Cobalt Peacock “Diva” Little Horn Speakers

These Little Horn speakers were made for a woman who called herself the “Deco Diva”, over in Washington state. She first ordered just the basic cobalt blue exteriors with the gold bells and we shipped them out.

A few months later I got a letter asking if she could ship them back to have me decorate the inside with a pattern of peacock feathers and sent a Hallmark card with peacock feathers on it. I asked if she would be open to an interpretation of this design and she agreed. 

I busily set forth drawing and painting some watercolors of a spermatozoic interpretation of a peacock feather in several different styles, shapes and sizes. 

In the days of Leo Fender (1946-1965) guitar headstock inlays were water slide decals applied to the surface and shipped out. This was a very common way of monogramming commercial products back then. Many years before I had enquired about having some Specimen logos made at a company in Chicago that still  produced these. They were the “last of the Mohicans” and the minimum order was several thousand and cost prohibitive to me. 

A water slide decal or a Deco Flat, as it was known, is simply an inked image printed on a layer of water based gelatin on paper with a solvent or lacquer based coating on top. The image is then cut out with a little room around the edges and placed in a dish of warm water.

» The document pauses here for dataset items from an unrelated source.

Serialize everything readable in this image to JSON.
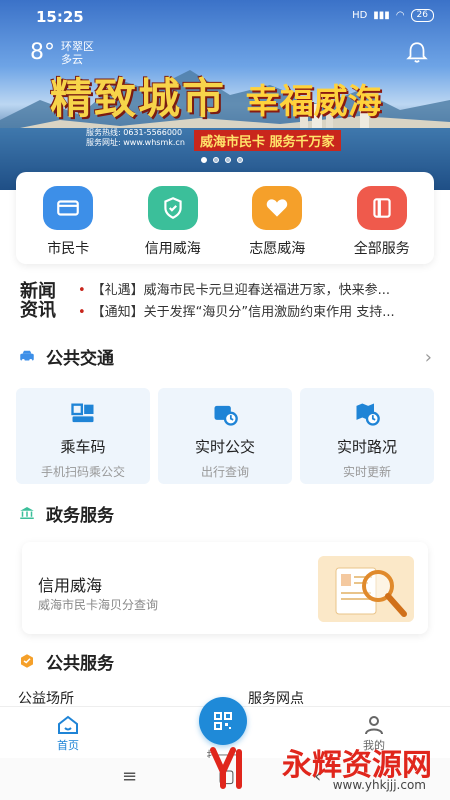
{
  "status": {
    "time": "15:25",
    "network": "HD",
    "battery": "26"
  },
  "weather": {
    "temp": "8°",
    "district": "环翠区",
    "condition": "多云"
  },
  "banner": {
    "slogan_1": "精致城市",
    "slogan_2": "幸福威海",
    "hotline_1": "服务热线: 0631-5566000",
    "hotline_2": "服务网址: www.whsmk.cn",
    "tagline": "威海市民卡 服务千万家"
  },
  "quick_services": [
    {
      "label": "市民卡",
      "icon": "card-icon",
      "color": "#3d8fe8"
    },
    {
      "label": "信用威海",
      "icon": "shield-check-icon",
      "color": "#3bbf9a"
    },
    {
      "label": "志愿威海",
      "icon": "heart-icon",
      "color": "#f5a02a"
    },
    {
      "label": "全部服务",
      "icon": "book-icon",
      "color": "#ef5a4c"
    }
  ],
  "news": {
    "title": "新闻资讯",
    "items": [
      "【礼遇】威海市民卡元旦迎春送福进万家，快来参...",
      "【通知】关于发挥“海贝分”信用激励约束作用 支持..."
    ]
  },
  "public_transport": {
    "title": "公共交通",
    "tiles": [
      {
        "title": "乘车码",
        "subtitle": "手机扫码乘公交",
        "icon": "bus-code-icon"
      },
      {
        "title": "实时公交",
        "subtitle": "出行查询",
        "icon": "bus-clock-icon"
      },
      {
        "title": "实时路况",
        "subtitle": "实时更新",
        "icon": "map-clock-icon"
      }
    ]
  },
  "gov_services": {
    "title": "政务服务",
    "card_title": "信用威海",
    "card_subtitle": "威海市民卡海贝分查询"
  },
  "public_services": {
    "title": "公共服务",
    "items": [
      "公益场所",
      "服务网点"
    ]
  },
  "tabbar": {
    "home": "首页",
    "scan": "扫一扫",
    "mine": "我的"
  },
  "watermark": {
    "text": "永辉资源网",
    "url": "www.yhkjjj.com"
  },
  "colors": {
    "accent": "#1f84d6",
    "news_bullet": "#c8261c"
  }
}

After several minutes soaking the layer of printed gelatin releases from the paper backing, held together only by the top layer of clear lacquer and can be very delicately slipped laterally off onto the awaiting surface. It is then gently squeegeed to remove any bubbles or wrinkles so that it lays flat on the surface. Back in the old days these decals were just applied and shipped out without an overspray of lacquer. After all, the top surface was lacquer over a layer of ink. This left them vulnerable to surface damage over time. Many old Fender musical instruments have fared pretty well over the years. Others have been badly ravaged by the abuses of nightclub environments etc. At some point Fender started applying additional coats of lacquer over the decal to encapsulate it. The whole concept here is “like-dissolves like”, and opposites repel. This is the whole basis of lithographic printing. The water base gelatin substrate gives way in the water and lets the ink go. The lacquer top coat supports it as it moves toward its resting place. It is pure trickery. 

So here comes Deco Diva with her challenge to monogram the bells of her horns in present day, 2010. There is a miraculous product on the market for inkjet printers that is simply copy printer paper with a coating of gelatin on it. Who knew? The trick is that after you print your design with what just happens to be water based inkjet printer ink, it needs to be coated with solvent based lacquer, just like the old deco flat decals. This is simply done with an aerosol can or a spray gun. So I made a bunch of copies of my paintings of paisley sperm, cut them out and went to town. My horn speakers are always finished in nitrocellulose lacquer just like my musical instruments. I applied them over the gold metallic finish and top coated them. It is a great technique and I have used it many times since.